Loin de faire l’apologie d'un genre d’activité qui n’apporterait que des satisfactions égoïstes et loin de proposer, comme substitut à un échange économique conçu depuis Smith comme le fondement du lien social, un genre d’activité incapable de procurer à une communauté humaine un fondement à son « vivre ensemble », Crawford propose au contraire, avec cette conception du travail en rupture radicale avec la « modernité », un substitut dont le contenu en « sociabilité » semble infiniment plus sérieux. Il propose, en outre, plusieurs réflexions très intéressantes sur l’utilité de l’université ainsi que sur la pensée en action, dans le cadre de laquelle il oppose le « savoir que » au savoir comment » : « Cette opposition correspond en gros à celle qui sépare le savoir universel du savoir issu de l’expérience individuelle. » Dans le dernier chapitre, l’auteur invite son lecteur à imaginer « à quoi pourrait ressembler une forme d’existence plus intégrée, même si ce faisant on pourra nous reprocher de nous aventurer sur le territoire douteux de l’idéalisme ». Et il rappelle que « la conception du bonheur chez Aristote peut nous permettre de mieux comprendre les activités qui engagent véritablement toutes nos facultés, et sans doute aussi de mieux saisir le rapport entre travail et loisirs ». Cette conception repose en effet sur une appréhension globale des créatures qui fait que, pour comprendre un être vivant quel qu’il soit, la meilleure façon de procéder est de l’observer et d’identifier son activité caractéristique. 

Dans sa conclusion, Crawford affirme que « vivre éveillé, c’est vivre avec la pleine conscience de cette réalité de notre condition humaine.

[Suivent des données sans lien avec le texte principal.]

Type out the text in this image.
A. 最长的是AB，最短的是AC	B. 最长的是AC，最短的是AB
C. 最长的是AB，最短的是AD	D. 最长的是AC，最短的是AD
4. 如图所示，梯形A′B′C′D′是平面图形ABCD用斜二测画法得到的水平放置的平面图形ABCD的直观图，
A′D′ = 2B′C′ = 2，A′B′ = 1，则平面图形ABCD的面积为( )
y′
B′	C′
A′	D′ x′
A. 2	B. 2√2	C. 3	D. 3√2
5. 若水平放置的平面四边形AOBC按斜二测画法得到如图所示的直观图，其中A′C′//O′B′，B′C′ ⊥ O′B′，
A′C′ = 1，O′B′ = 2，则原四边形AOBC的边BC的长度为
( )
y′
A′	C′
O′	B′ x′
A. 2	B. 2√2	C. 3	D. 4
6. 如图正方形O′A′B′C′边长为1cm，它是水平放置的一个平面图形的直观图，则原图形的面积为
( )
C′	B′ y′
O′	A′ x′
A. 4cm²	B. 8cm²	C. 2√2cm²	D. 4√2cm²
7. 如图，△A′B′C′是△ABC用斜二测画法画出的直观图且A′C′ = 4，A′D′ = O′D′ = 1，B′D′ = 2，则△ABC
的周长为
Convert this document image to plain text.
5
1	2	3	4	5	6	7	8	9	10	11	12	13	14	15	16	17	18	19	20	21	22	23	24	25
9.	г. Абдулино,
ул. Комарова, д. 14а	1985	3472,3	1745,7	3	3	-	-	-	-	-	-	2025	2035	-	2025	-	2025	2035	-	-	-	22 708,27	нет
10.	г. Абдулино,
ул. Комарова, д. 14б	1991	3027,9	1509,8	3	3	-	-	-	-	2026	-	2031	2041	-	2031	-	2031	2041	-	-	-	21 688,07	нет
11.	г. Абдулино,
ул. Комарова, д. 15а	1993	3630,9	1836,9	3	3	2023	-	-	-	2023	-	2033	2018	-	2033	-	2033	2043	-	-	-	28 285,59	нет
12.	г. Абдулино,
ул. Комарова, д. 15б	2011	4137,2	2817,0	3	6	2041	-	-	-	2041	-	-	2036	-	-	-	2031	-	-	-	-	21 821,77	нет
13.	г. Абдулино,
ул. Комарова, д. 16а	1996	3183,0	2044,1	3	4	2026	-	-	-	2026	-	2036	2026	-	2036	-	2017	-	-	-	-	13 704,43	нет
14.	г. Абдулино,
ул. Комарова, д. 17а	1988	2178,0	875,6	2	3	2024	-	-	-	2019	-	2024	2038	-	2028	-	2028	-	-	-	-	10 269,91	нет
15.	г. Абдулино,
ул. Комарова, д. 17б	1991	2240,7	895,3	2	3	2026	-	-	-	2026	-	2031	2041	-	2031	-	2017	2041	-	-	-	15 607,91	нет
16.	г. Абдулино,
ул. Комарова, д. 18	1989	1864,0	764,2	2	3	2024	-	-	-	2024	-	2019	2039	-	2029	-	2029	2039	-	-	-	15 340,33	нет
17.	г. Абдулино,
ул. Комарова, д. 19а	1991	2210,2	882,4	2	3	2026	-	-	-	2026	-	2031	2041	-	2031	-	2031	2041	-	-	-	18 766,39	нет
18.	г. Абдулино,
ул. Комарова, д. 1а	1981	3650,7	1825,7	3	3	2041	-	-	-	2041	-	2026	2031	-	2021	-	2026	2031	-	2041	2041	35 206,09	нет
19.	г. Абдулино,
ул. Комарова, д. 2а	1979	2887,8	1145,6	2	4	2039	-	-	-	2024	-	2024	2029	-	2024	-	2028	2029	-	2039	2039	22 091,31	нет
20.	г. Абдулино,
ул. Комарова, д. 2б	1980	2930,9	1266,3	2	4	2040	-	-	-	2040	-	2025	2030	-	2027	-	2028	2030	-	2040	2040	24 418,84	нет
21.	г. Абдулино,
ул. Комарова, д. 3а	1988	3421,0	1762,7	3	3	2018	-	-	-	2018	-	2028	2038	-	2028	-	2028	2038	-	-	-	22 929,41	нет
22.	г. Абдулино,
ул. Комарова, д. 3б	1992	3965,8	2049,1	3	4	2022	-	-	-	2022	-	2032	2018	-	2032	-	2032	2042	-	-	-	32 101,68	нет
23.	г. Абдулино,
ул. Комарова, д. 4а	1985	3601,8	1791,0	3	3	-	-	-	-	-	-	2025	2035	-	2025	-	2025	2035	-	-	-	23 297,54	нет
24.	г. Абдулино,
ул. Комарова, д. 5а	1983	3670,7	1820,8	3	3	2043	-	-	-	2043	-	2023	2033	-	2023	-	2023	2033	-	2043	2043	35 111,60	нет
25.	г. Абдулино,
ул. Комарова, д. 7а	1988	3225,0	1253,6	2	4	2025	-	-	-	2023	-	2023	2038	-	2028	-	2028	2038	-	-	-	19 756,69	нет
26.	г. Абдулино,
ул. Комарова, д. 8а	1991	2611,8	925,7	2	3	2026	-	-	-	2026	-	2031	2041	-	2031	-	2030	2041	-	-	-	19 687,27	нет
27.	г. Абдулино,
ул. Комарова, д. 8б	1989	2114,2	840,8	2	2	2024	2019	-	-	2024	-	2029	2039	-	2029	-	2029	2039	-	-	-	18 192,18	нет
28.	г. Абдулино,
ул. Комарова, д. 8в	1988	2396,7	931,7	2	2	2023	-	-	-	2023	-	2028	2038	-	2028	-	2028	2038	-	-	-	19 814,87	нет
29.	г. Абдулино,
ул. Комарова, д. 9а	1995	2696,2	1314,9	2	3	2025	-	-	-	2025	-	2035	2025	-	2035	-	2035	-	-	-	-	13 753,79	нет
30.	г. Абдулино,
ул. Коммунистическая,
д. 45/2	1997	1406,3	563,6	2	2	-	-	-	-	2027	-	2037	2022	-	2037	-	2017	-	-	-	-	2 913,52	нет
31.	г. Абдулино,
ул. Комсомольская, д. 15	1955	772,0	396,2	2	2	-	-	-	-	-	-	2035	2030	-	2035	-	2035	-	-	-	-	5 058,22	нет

Vivre bien, c’est nous réconcilier avec elle, et essayer de parvenir à une forme ou une autre d’excellence ». Or, le progressisme alimente la vision d’un monde meilleur, en mettant l’accent sur notre capacité collective à réaliser ce qu’il y a de meilleur dans la condition humaine. L’esprit révolutionnaire qu’il incarne, cherchant à promouvoir la vision exaltante d’un tel futur, n’omet cependant pas le risque de négliger ou d’oublier « l’effort de vivre bien dans cette vie ».